Root Wireless already maps 15 U.S. metropolitan markets where consumers can compare wireless services in their neighborhoods – right down to specific street intersections in cities including New York; Los Angeles; Chicago; Dallas and San Francisco.  (Please see Root Coverage at http://reviews.cnet.com/coveragemap/.)  The company has mapped another five markets to be posted in coming weeks and increasingly crowdsourcing will help expand Root Coverage service in those 20 markets and beyond.

 

“We encourage those with Blackberry and Android handsets to take the initiative now to help map their hometowns for the benefit of everyone there,” Griff said. “That’s one of most exciting promises of crowdsourcing, the opportunity for communities of consumers to create valuable information that’s otherwise unavailable to them.”

 

About Root Wireless

 

Root Wireless is the developer of Root Coverage™ service, cellular network performance mapping created by patent-pending technologies that audit and analyze cellular network and device performance.  The Bellevue, WA-based company’s products include Root Mobile™, a sophisticated crowdsourcing application that turns smartphones into network monitoring devices that measure the quality and reliability of wireless services, as well as the performance of handsets connecting to the networks.  For more information, please visit www.rootwireless.com.

 

Reader comments

Root Wireless releases network monitoring app

13 Comments

Install an app on my phone to run down my battery so a third party can take the data and repackage it and sell it. No thanks.

wow somebody has their panties in a wad. I highly highly doubt they could get away with selling that information, maybe selling a $3 app once it's out of beta to test for yourself. This is useful information we could all use, you not participating is doing nothing but potentially hurting everyone looking for the best coverage in their area.

Hi from Root Wireless. Thank you all for your interest. Just wanted to let you know that we have a version of the app coming for the Moto Droid. The 2.0 version of the OS didn't support some of our functionality (which is supported in 1.5, 1.6 and 2.1) so we have to wait for Verizon to provide the 2.1 update. Stay tuned... we'd love to have you run it on your Droid.

Thanks!

Droid users can use Sensorly (http://www.sensorly.com, search for "Sensorly" on the market) to get coverage maps right in their phone, we've figured out a way around the limitation on Android 2.0 :)

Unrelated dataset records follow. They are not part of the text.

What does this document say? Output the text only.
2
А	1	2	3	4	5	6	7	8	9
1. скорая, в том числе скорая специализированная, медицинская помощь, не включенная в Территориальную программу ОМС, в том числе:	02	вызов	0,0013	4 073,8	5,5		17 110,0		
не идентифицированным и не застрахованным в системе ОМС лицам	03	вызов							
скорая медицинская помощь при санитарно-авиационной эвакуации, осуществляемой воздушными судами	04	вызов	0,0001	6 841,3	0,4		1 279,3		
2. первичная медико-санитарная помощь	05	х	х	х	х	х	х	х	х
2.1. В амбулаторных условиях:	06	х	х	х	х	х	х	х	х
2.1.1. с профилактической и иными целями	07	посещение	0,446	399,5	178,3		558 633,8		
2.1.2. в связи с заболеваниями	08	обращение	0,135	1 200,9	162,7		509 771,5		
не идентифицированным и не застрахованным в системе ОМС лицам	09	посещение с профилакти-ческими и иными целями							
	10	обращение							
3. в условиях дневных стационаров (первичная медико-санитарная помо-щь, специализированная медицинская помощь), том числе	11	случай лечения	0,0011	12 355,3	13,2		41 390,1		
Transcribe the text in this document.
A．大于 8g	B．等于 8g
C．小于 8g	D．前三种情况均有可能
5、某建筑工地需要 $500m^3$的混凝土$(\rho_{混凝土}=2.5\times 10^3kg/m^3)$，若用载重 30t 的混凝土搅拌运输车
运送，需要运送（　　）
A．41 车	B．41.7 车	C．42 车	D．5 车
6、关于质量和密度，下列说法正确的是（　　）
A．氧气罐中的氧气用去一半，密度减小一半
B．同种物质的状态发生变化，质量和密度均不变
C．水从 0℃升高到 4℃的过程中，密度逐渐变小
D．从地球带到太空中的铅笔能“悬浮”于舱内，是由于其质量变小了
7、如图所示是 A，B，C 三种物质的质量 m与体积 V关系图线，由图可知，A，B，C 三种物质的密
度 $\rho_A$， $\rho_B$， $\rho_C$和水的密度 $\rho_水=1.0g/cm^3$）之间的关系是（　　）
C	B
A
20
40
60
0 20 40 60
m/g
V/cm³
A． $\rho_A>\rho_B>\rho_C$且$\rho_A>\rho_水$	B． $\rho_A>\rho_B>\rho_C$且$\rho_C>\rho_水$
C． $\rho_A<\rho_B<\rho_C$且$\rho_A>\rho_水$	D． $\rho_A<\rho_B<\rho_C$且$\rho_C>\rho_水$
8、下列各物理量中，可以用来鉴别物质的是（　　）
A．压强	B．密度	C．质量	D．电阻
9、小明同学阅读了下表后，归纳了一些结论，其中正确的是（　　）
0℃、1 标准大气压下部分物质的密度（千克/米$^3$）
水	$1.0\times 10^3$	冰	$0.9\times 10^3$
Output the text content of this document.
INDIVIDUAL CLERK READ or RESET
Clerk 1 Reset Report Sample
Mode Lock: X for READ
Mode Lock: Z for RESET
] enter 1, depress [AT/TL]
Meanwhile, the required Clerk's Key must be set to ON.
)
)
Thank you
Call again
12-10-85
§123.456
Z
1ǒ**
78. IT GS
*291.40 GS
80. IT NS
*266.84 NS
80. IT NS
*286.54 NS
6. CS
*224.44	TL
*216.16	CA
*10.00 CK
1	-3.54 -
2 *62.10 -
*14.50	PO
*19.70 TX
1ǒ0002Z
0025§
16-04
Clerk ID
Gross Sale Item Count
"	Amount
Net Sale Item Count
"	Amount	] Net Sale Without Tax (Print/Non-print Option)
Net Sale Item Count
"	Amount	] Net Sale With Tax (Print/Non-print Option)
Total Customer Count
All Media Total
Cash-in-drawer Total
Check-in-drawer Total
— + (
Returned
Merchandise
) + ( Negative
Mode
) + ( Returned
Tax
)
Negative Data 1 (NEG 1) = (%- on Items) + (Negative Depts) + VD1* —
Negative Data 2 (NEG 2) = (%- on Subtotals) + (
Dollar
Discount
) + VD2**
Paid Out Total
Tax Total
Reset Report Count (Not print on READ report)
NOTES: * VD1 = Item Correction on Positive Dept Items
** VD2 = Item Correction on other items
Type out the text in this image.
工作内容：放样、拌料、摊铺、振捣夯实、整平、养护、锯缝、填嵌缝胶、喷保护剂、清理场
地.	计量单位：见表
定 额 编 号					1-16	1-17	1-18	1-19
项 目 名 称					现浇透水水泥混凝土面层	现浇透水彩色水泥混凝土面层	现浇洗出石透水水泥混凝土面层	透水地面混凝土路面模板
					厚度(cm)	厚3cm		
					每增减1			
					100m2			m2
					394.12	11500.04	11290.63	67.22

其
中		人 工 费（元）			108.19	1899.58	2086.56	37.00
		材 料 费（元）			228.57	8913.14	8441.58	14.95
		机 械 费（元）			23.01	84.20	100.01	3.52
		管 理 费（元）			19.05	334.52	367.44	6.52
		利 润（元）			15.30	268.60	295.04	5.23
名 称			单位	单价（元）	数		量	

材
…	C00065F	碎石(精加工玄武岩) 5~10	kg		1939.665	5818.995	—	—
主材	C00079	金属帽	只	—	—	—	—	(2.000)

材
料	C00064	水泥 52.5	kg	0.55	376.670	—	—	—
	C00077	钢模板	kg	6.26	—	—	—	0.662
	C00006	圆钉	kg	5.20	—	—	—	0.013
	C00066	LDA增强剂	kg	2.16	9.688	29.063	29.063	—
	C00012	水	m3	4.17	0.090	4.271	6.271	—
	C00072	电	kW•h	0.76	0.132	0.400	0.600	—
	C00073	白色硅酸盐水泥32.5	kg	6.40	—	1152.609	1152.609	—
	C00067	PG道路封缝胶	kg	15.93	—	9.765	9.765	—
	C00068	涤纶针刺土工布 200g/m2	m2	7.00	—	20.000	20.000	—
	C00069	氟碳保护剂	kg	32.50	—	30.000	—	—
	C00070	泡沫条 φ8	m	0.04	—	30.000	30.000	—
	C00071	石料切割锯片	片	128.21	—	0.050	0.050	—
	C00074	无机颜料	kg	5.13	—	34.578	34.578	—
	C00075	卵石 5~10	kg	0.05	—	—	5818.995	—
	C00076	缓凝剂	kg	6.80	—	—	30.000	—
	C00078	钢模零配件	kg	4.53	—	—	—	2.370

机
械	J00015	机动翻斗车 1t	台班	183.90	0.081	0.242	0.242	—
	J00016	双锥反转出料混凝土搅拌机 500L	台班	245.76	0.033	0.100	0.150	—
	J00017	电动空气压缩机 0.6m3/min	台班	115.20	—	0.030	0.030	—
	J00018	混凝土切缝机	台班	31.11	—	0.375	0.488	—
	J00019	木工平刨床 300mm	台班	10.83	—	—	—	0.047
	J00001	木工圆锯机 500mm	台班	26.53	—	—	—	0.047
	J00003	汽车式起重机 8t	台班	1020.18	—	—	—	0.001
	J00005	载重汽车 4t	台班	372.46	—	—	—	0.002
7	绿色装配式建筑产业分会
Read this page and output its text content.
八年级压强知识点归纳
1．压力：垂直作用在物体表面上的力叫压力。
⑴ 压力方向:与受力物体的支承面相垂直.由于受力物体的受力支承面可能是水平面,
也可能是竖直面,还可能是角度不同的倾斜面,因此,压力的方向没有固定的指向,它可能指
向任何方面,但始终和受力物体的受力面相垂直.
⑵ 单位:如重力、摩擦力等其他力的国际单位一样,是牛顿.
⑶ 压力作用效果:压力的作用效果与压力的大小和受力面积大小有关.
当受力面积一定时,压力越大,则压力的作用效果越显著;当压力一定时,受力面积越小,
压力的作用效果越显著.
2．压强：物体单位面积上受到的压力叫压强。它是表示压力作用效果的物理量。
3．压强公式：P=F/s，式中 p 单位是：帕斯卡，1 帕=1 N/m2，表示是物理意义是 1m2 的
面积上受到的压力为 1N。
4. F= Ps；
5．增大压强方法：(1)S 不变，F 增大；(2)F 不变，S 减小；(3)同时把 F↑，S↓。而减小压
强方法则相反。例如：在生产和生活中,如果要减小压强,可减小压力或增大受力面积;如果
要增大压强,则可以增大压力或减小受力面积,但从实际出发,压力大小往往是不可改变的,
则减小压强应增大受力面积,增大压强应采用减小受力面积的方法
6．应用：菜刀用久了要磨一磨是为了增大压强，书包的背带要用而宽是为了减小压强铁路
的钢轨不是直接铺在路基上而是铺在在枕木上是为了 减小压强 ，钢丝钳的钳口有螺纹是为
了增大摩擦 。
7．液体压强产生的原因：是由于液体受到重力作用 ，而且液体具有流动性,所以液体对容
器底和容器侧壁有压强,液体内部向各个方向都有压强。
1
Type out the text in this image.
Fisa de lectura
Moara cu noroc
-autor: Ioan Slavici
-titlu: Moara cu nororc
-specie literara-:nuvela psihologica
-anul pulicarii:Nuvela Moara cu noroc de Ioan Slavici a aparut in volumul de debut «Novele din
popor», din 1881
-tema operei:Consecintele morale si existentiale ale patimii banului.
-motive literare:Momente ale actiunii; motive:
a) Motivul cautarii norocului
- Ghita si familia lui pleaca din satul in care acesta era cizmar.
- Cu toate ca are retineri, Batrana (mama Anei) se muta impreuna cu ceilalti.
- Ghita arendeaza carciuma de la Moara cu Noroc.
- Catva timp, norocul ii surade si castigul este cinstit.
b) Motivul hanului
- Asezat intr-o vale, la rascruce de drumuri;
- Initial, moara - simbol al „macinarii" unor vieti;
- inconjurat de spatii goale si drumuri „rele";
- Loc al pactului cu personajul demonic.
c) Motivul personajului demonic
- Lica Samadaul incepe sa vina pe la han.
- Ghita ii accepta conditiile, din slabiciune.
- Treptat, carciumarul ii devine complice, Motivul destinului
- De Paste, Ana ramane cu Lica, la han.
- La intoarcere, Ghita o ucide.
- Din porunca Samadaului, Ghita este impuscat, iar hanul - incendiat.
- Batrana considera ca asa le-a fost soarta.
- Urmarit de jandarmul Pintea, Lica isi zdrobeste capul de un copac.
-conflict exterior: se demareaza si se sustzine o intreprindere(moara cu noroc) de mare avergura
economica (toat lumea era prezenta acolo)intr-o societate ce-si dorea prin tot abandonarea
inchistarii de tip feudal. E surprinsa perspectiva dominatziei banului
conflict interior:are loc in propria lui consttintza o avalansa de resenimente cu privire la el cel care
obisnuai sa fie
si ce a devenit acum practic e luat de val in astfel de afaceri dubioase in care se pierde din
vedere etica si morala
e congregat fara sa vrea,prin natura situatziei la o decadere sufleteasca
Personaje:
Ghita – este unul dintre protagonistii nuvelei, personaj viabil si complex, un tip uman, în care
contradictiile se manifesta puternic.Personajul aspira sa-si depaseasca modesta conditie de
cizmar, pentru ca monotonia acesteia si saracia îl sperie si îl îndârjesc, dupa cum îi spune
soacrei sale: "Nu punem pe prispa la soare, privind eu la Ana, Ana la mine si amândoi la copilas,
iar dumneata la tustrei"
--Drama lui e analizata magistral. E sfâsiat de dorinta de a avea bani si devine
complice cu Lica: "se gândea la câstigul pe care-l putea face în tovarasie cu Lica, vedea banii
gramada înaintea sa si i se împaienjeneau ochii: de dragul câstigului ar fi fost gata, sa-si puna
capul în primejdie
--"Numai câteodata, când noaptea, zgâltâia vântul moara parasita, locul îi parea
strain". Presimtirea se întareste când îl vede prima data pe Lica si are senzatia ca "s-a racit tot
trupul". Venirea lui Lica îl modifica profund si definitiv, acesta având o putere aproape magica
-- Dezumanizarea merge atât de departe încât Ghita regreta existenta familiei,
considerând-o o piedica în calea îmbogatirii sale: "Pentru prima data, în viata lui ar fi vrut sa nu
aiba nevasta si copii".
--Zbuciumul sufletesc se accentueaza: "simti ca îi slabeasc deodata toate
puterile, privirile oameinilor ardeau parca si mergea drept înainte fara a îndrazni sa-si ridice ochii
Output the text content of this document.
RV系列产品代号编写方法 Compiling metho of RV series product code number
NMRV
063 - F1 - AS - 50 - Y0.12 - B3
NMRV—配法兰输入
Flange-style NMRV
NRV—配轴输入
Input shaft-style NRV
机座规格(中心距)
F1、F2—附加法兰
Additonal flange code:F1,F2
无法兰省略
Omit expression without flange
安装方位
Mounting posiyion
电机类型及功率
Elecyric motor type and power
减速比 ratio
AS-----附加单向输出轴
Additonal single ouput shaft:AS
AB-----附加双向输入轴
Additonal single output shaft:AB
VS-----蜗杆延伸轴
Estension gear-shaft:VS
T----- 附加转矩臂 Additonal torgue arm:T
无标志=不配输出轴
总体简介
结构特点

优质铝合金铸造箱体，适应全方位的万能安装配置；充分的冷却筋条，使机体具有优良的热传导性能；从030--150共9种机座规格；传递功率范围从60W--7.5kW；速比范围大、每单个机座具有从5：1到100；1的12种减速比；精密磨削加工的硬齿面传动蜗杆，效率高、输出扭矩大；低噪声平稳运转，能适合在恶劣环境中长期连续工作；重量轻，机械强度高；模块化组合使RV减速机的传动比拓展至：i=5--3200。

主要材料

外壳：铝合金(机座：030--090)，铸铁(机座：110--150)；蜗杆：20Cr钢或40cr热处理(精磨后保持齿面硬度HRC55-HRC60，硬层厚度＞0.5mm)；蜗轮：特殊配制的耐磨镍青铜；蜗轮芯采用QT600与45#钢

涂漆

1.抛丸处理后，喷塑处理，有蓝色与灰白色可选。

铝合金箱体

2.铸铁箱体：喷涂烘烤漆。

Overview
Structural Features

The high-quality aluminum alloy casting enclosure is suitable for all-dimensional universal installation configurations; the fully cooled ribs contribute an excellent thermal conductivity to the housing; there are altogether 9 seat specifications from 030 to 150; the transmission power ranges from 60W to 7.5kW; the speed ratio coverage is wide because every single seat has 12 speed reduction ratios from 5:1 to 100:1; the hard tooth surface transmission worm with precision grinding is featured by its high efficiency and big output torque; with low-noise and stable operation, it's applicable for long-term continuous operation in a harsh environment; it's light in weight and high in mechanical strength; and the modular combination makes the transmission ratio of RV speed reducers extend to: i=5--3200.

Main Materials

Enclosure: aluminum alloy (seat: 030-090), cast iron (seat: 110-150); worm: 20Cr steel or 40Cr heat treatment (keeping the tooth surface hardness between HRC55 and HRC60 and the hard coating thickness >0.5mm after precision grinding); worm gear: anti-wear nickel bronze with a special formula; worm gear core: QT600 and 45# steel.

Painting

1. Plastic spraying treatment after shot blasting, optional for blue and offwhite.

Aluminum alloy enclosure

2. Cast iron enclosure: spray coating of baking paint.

Actually, all Android users can use Sensorly, all through the US and in 8 other countries...

Give it a try, search for "Sensorly" on the market and download our Map Viewer: it's free, data collection is fully configurable and our privacy policy is stringent.

@Root Wireless

Say if someone had 2.1 on their droid would it work on it? If we are using a 2.1 rom or the official ese53 update. Im using Koush's rom at this time.

Activated my account, installed the application (CLIQ on 1.5) and I kept getting "Network Not Connected" error message... unstalled and will forget it!